А зря. Если Фауст лишен всех главных атрибутов – вместо Мефистофеля рядом с ним какой-то ростовщик, сам он
Прежде Сокуров дистанцировался от своих героев – в этом ему помогала История, важнейший из соавторов. Перелом наступил после третьего фильма из «фаустовского» цикла, когда неожиданно для многих режиссер взялся за постановку «Бориса Годунова» в Большом театре. Спектакль заклеймили как традиционный и скучный, не разглядев в нем главного: того, как через призму взгляда двух гениев – Пушкина и Мусоргского – Сокуров исследовал деформацию личности под невыносимым грузом шапки Мономаха. Как уходил от авторской трактовки, от явной оценки, от интерпретации Бориса. Здесь впервые было явлено неслучайное сочетание художественного диктата и политической диктатуры. Оно же в центре «Фауста», где сливаются праавтор – прекраснодушный гуманист Гёте, предсказавший нигилизм Ницше и все ужасы XX века, – и его несправедливо оправданный персонаж.
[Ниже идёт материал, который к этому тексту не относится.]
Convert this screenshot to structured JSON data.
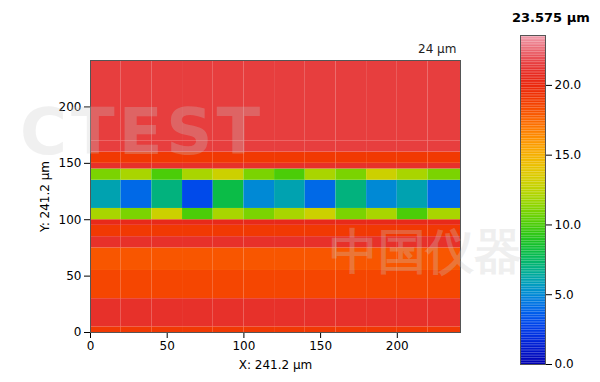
{
  "chart_data": {
    "type": "heatmap",
    "xlabel": "X: 241.2 µm",
    "ylabel": "Y: 241.2 µm",
    "xlim": [
      0,
      241.2
    ],
    "ylim": [
      0,
      241.2
    ],
    "xticks": [
      0,
      50,
      100,
      150,
      200
    ],
    "yticks": [
      0,
      50,
      100,
      150,
      200
    ],
    "x_bins": [
      0,
      20,
      40,
      60,
      80,
      100,
      120,
      140,
      160,
      180,
      200,
      220,
      241.2
    ],
    "y_bins": [
      0,
      5,
      30,
      55,
      75,
      85,
      95,
      100,
      110,
      135,
      145,
      150,
      160,
      170,
      241.2
    ],
    "values": [
      [
        19,
        19,
        19,
        19,
        19,
        19,
        19,
        19,
        19,
        19,
        19,
        19
      ],
      [
        21,
        21,
        21,
        21,
        21,
        21,
        21,
        21,
        21,
        21,
        21,
        21
      ],
      [
        18.5,
        18.5,
        18.5,
        18.5,
        18.5,
        18.5,
        18.5,
        18.5,
        18.5,
        18.5,
        18.5,
        18.5
      ],
      [
        18,
        18,
        18,
        18,
        18,
        18,
        18,
        18,
        18,
        18,
        18,
        18
      ],
      [
        21,
        21,
        21,
        21,
        21,
        21,
        21,
        21,
        21,
        21,
        21,
        21
      ],
      [
        19,
        19,
        19,
        19,
        19,
        19,
        19,
        19,
        19,
        19,
        19,
        19
      ],
      [
        20.5,
        20.5,
        20.5,
        20.5,
        20.5,
        20.5,
        20.5,
        20.5,
        20.5,
        20.5,
        20.5,
        20.5
      ],
      [
        12,
        11,
        13,
        10,
        12,
        11,
        12,
        13,
        11,
        12,
        10,
        12
      ],
      [
        6,
        4,
        7,
        3,
        8,
        5,
        6,
        4,
        7,
        5,
        6,
        4
      ],
      [
        11,
        12,
        10,
        12,
        13,
        11,
        10,
        12,
        11,
        13,
        12,
        11
      ],
      [
        21,
        21,
        21,
        21,
        21,
        21,
        21,
        21,
        21,
        21,
        21,
        21
      ],
      [
        19,
        19,
        19,
        19,
        19,
        19,
        19,
        19,
        19,
        19,
        19,
        19
      ],
      [
        21.5,
        21.5,
        21.5,
        21.5,
        21.5,
        21.5,
        21.5,
        21.5,
        21.5,
        21.5,
        21.5,
        21.5
      ],
      [
        21.5,
        21.5,
        21.5,
        21.5,
        21.5,
        21.5,
        21.5,
        21.5,
        21.5,
        21.5,
        21.5,
        21.5
      ]
    ],
    "colorbar": {
      "label": "23.575 µm",
      "lim": [
        0,
        23.575
      ],
      "ticks": [
        {
          "value": 0,
          "label": "0.0"
        },
        {
          "value": 5,
          "label": "5.0"
        },
        {
          "value": 10,
          "label": "10.0"
        },
        {
          "value": 15,
          "label": "15.0"
        },
        {
          "value": 20,
          "label": "20.0"
        }
      ]
    },
    "annotations": [
      "24 µm"
    ],
    "watermark": [
      "CTEST",
      "中国仪器"
    ]
  }
}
В своей книге «В центре океана», опубликованной по-русски в канун премьеры «Фауста», Сокуров прямо сопоставляет ответственность властителя и режиссера: «Созидание государства или кинематографа – в обоих случаях амбициозная и изнуряющая задача, оплаченная страхами, ужасом, мукой и одиночеством творца». Другими словами, ставит себя самого в ряд со своими персонажами – и героем эссе, цитата из которого приведена выше, Эйзенштейном. Творческую генеалогию Сокурова многие исследователи возводили к автору «Ивана Грозного» еще в пору «Одинокого голоса человека». Никто до сокуровской тетралогии не исследовал в отечественном кино так пристально вопрос власти и личности, как Эйзенштейн, а Сокуров еще на вступительных экзаменах во ВГИК читал фрагмент режиссерского сценария «Александра Невского». Но в статье «Руки» ученик переоценивает наследие учителя. А заодно и свое собственное.
Эйзенштейн был одним из многих русских Фаустов. Сокуров – тоже. Не переходя на личности, не трогая биографии, достаточно рассмотреть его гомункулусов – порождения абстрактного гуманизма, лабораторные создания: Мать и Сын, Отец и Сын, Александра и Внук… Целый Эрмитаж, Ноев ковчег призрачной петербургской культуры, заключенный под стекло операторских линз, предстал в фильме Сокурова гигантской колбой. Он боролся с искушением власти, данной таланту от природы, – и был заворожен теми, кому эта власть дана, от Шаляпина до Ельцина, от Солженицына до Ростроповича. А взвесив на руке «Золотого льва», удивился вслух тому, как мало весит этот символ успеха.
Он – Фауст. Но его «Фауста» никак не свести к автобиографии, к дневниковому признанию большого художника. Это глубоко личная картина, и отсюда в ней – надломленная страсть, остуженная холодным перфекционизмом, замороженная чужим языком. Но вместе с тем фильм Сокурова – надличностный срез мира, в котором каждый – маленький фауст, обманувший черта-дурачка, продавший ему душу за земные блага, а души-то и не имевший. Он – Фауст, мы – Фаусты, я – тоже Фауст, как и ты.
Он был доктором, потом стал больным, но и это прошло. Сегодня он – болезнь. Вирус. Опасный и неизлечимый. Вакцины у Сокурова нет, но спасибо ему и за то, что объявил об эпидемии.
«Мне свобода не нужна,
мне нужны границы»
Что так привлекло вас в легенде о Фаусте, в самом этом персонаже?
Я использовал самые разные первоисточники – от легенд до поэмы Гёте. Первые упоминания об этом персонаже возникают в 1507–1508 году. Тогда это была практически сказка. Персонаж был довольно страшным – героя с таким количеством отрицательных черт и всякой жути в мире больше не было: даже самый отвратительный человек не может быть таким! Постепенно складывался другой образ – Фауст Лессинга, Фауст из музыкальных произведений… Все искали человеческую суть этого персонажа. Потом опять ушли в сторону – он стал абстракцией, носителем идеи. С Фаустом много играли, почти забавлялись: он был персонажем кукольного театра. Как никакой другой герой, Фауст был игрушкой на протяжении нескольких столетий. В литературной традиции Старого Света нет второго персонажа с таким возрастом и таким воздухом вокруг него. Даже в античной литературе.